Article Detail

KURIKULUM 2013 PERLU MASA TRANSISI

Gonjang-ganjing mengenai akan diterapkannya kurikulum 2013 terus menjadi topik hangat di kalangan para guru, khususnya di Kabupaten Lahat, Sumatera Selatan. Sebagian menanggapi dengan nada optimis, tetapi tidak sedikit pula yang menyangsikan keefektifan kurikulum 2013, karena proses sosialisasi yang dinilai lamban, sementara penerapannya terkesan dipaksakan. Perasaan serupa mungkin dialami pula oleh seluruh guru di pelosok negeri yang bahkan mungkin sampai detik ini masih ada yang belum mengetahui rencana penerapan kurikulum baru, kurikulum 2013. Tulisan kecil ini mewakili perasaan sebagian besar guru, terutama yang bertugas di daerah-daerah terpencil tentang penerapan kurikulum 2013 yang dinilai prematur.

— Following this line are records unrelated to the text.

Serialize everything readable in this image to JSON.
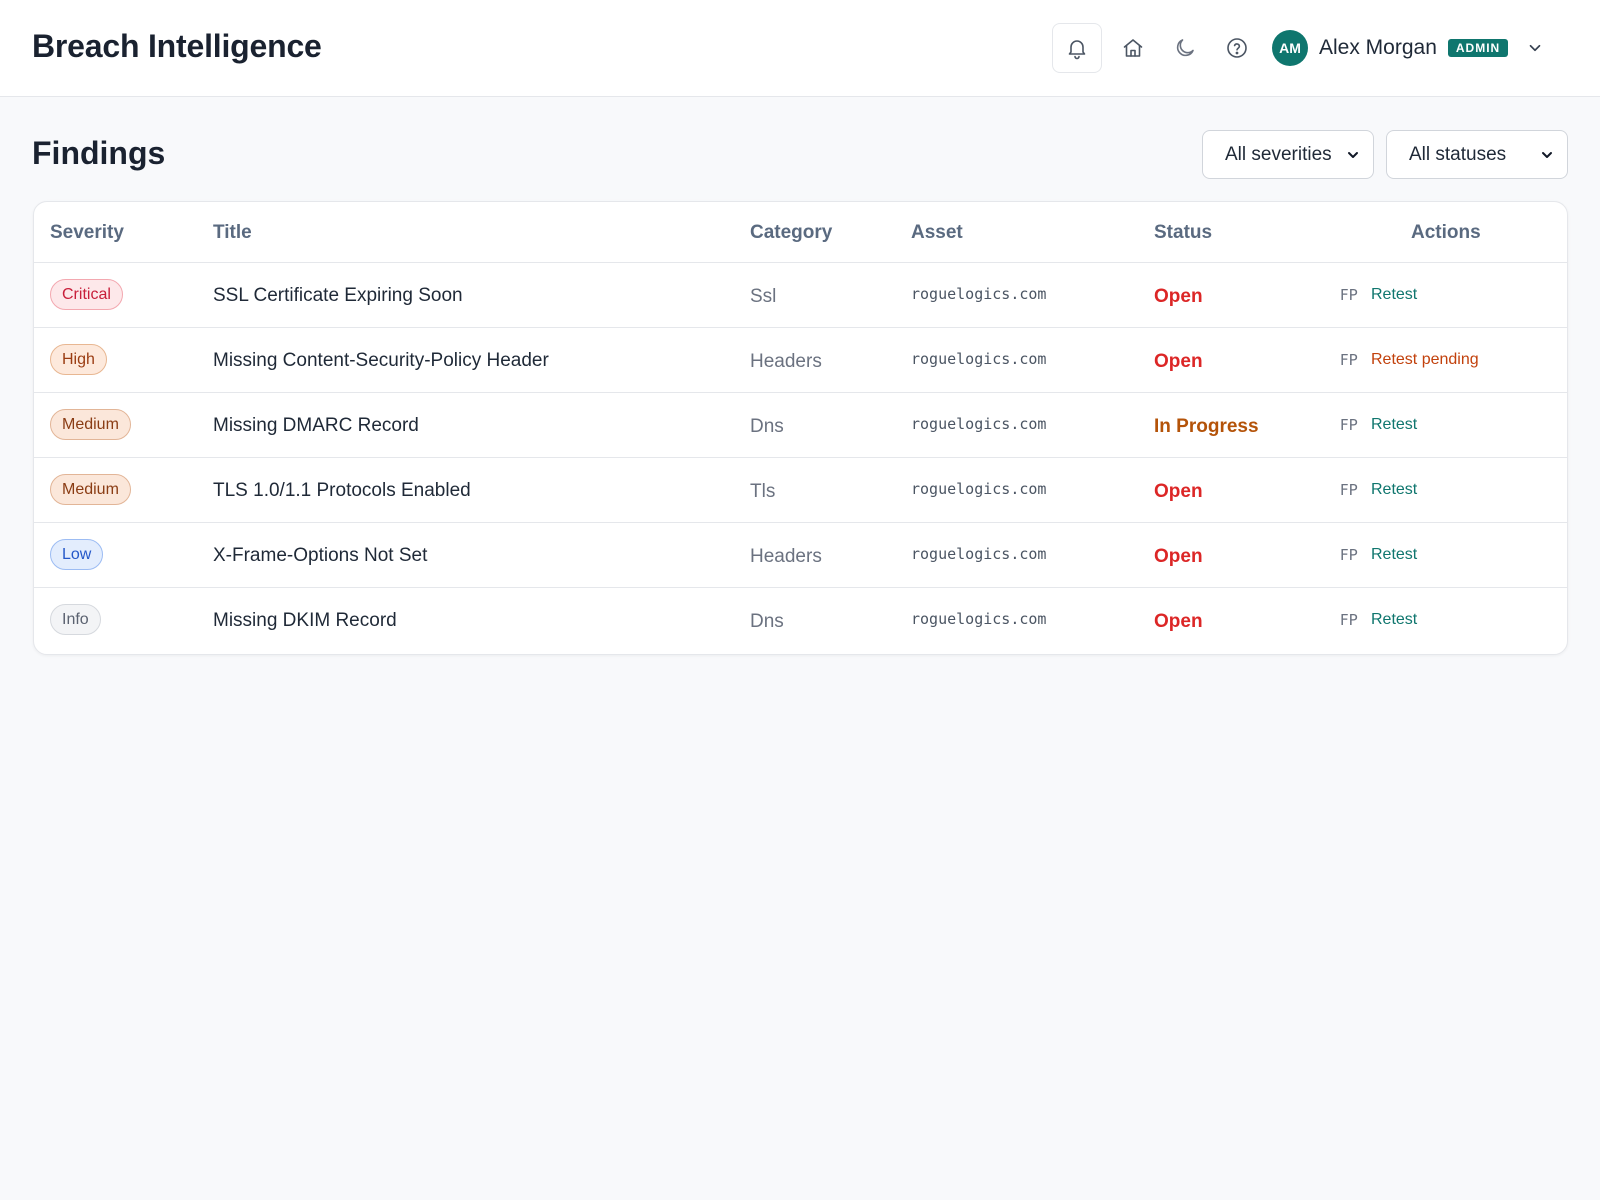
{
  "app": {
    "title": "Breach Intelligence"
  },
  "header": {
    "icons": [
      "bell-icon",
      "home-icon",
      "moon-icon",
      "help-icon",
      "chevron-down-icon"
    ],
    "user": {
      "initials": "AM",
      "name": "Alex Morgan",
      "role": "ADMIN"
    }
  },
  "page": {
    "title": "Findings",
    "filters": {
      "severity": "All severities",
      "status": "All statuses"
    }
  },
  "table": {
    "columns": [
      "Severity",
      "Title",
      "Category",
      "Asset",
      "Status",
      "Actions"
    ],
    "rows": [
      {
        "severity": "Critical",
        "title": "SSL Certificate Expiring Soon",
        "category": "Ssl",
        "asset": "roguelogics.com",
        "status": "Open",
        "fp": "FP",
        "action": "Retest"
      },
      {
        "severity": "High",
        "title": "Missing Content-Security-Policy Header",
        "category": "Headers",
        "asset": "roguelogics.com",
        "status": "Open",
        "fp": "FP",
        "action": "Retest pending"
      },
      {
        "severity": "Medium",
        "title": "Missing DMARC Record",
        "category": "Dns",
        "asset": "roguelogics.com",
        "status": "In Progress",
        "fp": "FP",
        "action": "Retest"
      },
      {
        "severity": "Medium",
        "title": "TLS 1.0/1.1 Protocols Enabled",
        "category": "Tls",
        "asset": "roguelogics.com",
        "status": "Open",
        "fp": "FP",
        "action": "Retest"
      },
      {
        "severity": "Low",
        "title": "X-Frame-Options Not Set",
        "category": "Headers",
        "asset": "roguelogics.com",
        "status": "Open",
        "fp": "FP",
        "action": "Retest"
      },
      {
        "severity": "Info",
        "title": "Missing DKIM Record",
        "category": "Dns",
        "asset": "roguelogics.com",
        "status": "Open",
        "fp": "FP",
        "action": "Retest"
      }
    ]
  },
  "colors": {
    "accent": "#0f766e",
    "status_open": "#dc2626",
    "status_in_progress": "#b45309",
    "action_retest": "#0f766e",
    "action_pending": "#c2410c",
    "severity": {
      "Critical": {
        "bg": "#fde8ea",
        "border": "#f3a8b0",
        "text": "#c81e3a"
      },
      "High": {
        "bg": "#fde9dc",
        "border": "#e8b792",
        "text": "#9a3c12"
      },
      "Medium": {
        "bg": "#fbe7da",
        "border": "#e2b597",
        "text": "#8a3c14"
      },
      "Low": {
        "bg": "#e3edfd",
        "border": "#9cbcf3",
        "text": "#2558c9"
      },
      "Info": {
        "bg": "#f3f4f6",
        "border": "#d6d9de",
        "text": "#5b6270"
      }
    }
  }
}
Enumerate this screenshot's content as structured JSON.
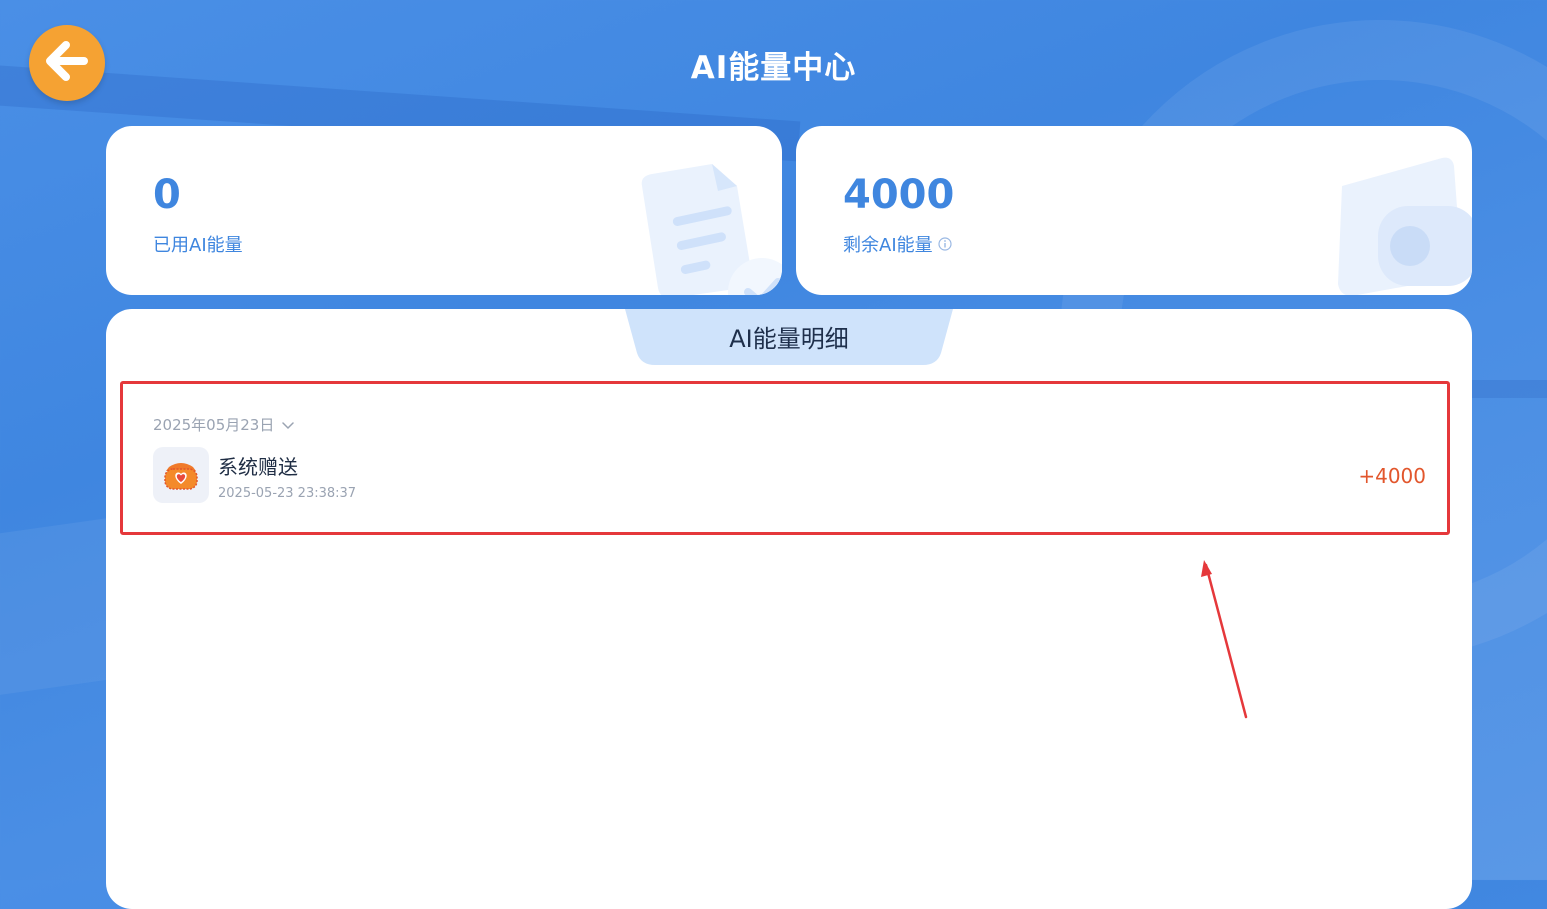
{
  "header": {
    "title": "AI能量中心",
    "back_icon": "arrow-left-icon"
  },
  "stats": {
    "used": {
      "value": "0",
      "label": "已用AI能量"
    },
    "remaining": {
      "value": "4000",
      "label": "剩余AI能量",
      "icon": "info-icon"
    }
  },
  "detail": {
    "tab_label": "AI能量明细",
    "records": [
      {
        "date_group": "2025年05月23日",
        "title": "系统赠送",
        "time": "2025-05-23 23:38:37",
        "amount": "+4000",
        "icon": "gift-wallet-icon"
      }
    ]
  },
  "colors": {
    "accent_blue": "#3f86df",
    "back_button": "#f5a233",
    "amount": "#e2562c",
    "highlight_border": "#e5383b"
  }
}
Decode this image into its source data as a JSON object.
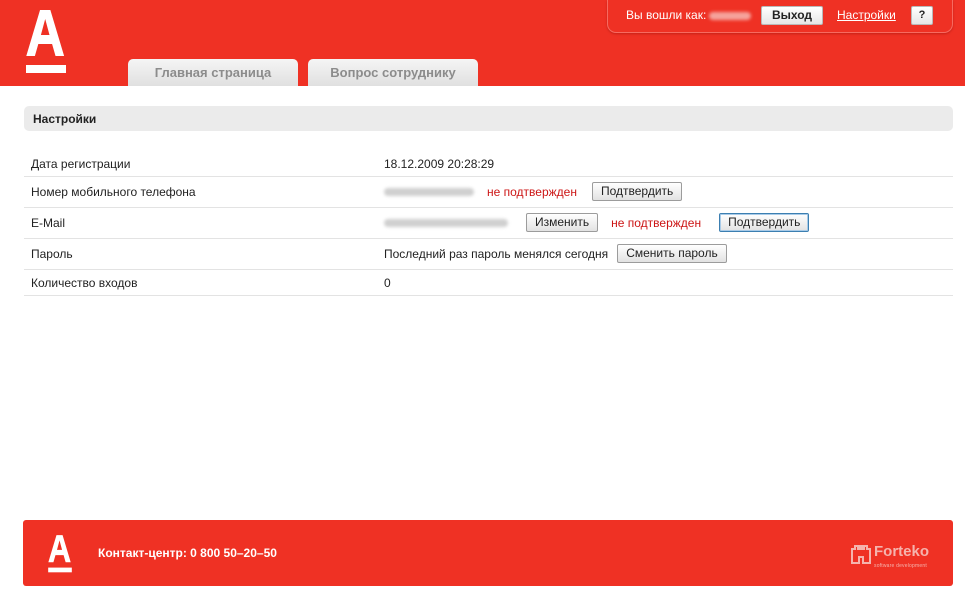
{
  "header": {
    "logo_letter": "A",
    "logged_in_label": "Вы вошли как:",
    "logout_button": "Выход",
    "settings_link": "Настройки",
    "help_button": "?",
    "tabs": [
      {
        "label": "Главная страница"
      },
      {
        "label": "Вопрос сотруднику"
      }
    ]
  },
  "section": {
    "title": "Настройки"
  },
  "settings": {
    "rows": [
      {
        "label": "Дата регистрации",
        "value": "18.12.2009 20:28:29"
      },
      {
        "label": "Номер мобильного телефона",
        "status": "не подтвержден",
        "confirm_button": "Подтвердить"
      },
      {
        "label": "E-Mail",
        "change_button": "Изменить",
        "status": "не подтвержден",
        "confirm_button": "Подтвердить"
      },
      {
        "label": "Пароль",
        "value": "Последний раз пароль менялся сегодня",
        "change_password_button": "Сменить пароль"
      },
      {
        "label": "Количество входов",
        "value": "0"
      }
    ]
  },
  "footer": {
    "contact": "Контакт-центр: 0 800 50–20–50",
    "brand": "Forteko",
    "brand_sub": "software development"
  },
  "colors": {
    "brand_red": "#ef3124",
    "status_red": "#cc1515",
    "section_gray": "#ebebeb"
  }
}
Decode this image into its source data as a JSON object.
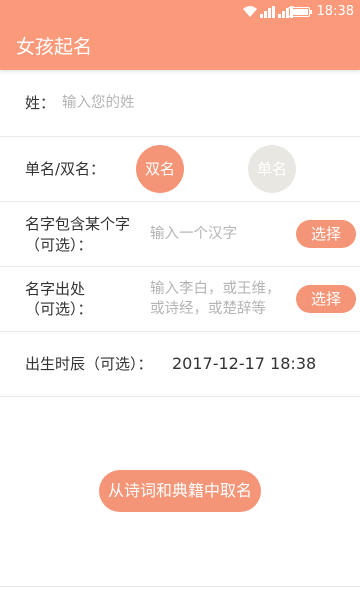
{
  "status_bar": {
    "time": "18:38",
    "icons": [
      "wifi-icon",
      "signal-icon",
      "signal-icon",
      "battery-icon"
    ]
  },
  "app_bar": {
    "title": "女孩起名"
  },
  "form": {
    "surname": {
      "label": "姓：",
      "placeholder": "输入您的姓"
    },
    "name_type": {
      "label": "单名/双名：",
      "options": [
        "双名",
        "单名"
      ],
      "selected": "双名"
    },
    "contains_char": {
      "label_line1": "名字包含某个字",
      "label_line2": "（可选）：",
      "placeholder": "输入一个汉字",
      "button": "选择"
    },
    "source": {
      "label_line1": "名字出处",
      "label_line2": "（可选）：",
      "hint_line1": "输入李白，或王维，",
      "hint_line2": "或诗经，或楚辞等",
      "button": "选择"
    },
    "birth": {
      "label": "出生时辰（可选）：",
      "value": "2017-12-17 18:38"
    }
  },
  "action": {
    "label": "从诗词和典籍中取名"
  },
  "colors": {
    "accent": "#fb9a7b",
    "button": "#f49577",
    "inactive_circle": "#e9e7e2",
    "hint_text": "#b5b5b5"
  }
}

Kurikulum 2013 membutuhkan masa transisi setidaknya sampai tahun 2015, agar penerapannya maksimal dan hasil yang dicapai sesuai ekspektasi. Luas daratan Indonesia yang mencapai 1.910.931 km2 dengan jumlah penduduk sekitar 240.000.000 jiwa, menjadi alasan yang cukup bagi pemerintah menunda penerapan kurikulum 2013. Belum lagi masalah geografis dan infrastruktur di mana Indonesia merupakan negara kepulauan dengan pembangunan yang belum merata. Jika di tingkat kabupaten kota saja sosialisasi belum bisa dilakukan secara merata, lalu bagaimana dengan daerah-daerah terpencil dengan tingkat kesulitan secara geografis, infrastruktur, dan kemampuan penafsiran tenaga pendidik yang beragam?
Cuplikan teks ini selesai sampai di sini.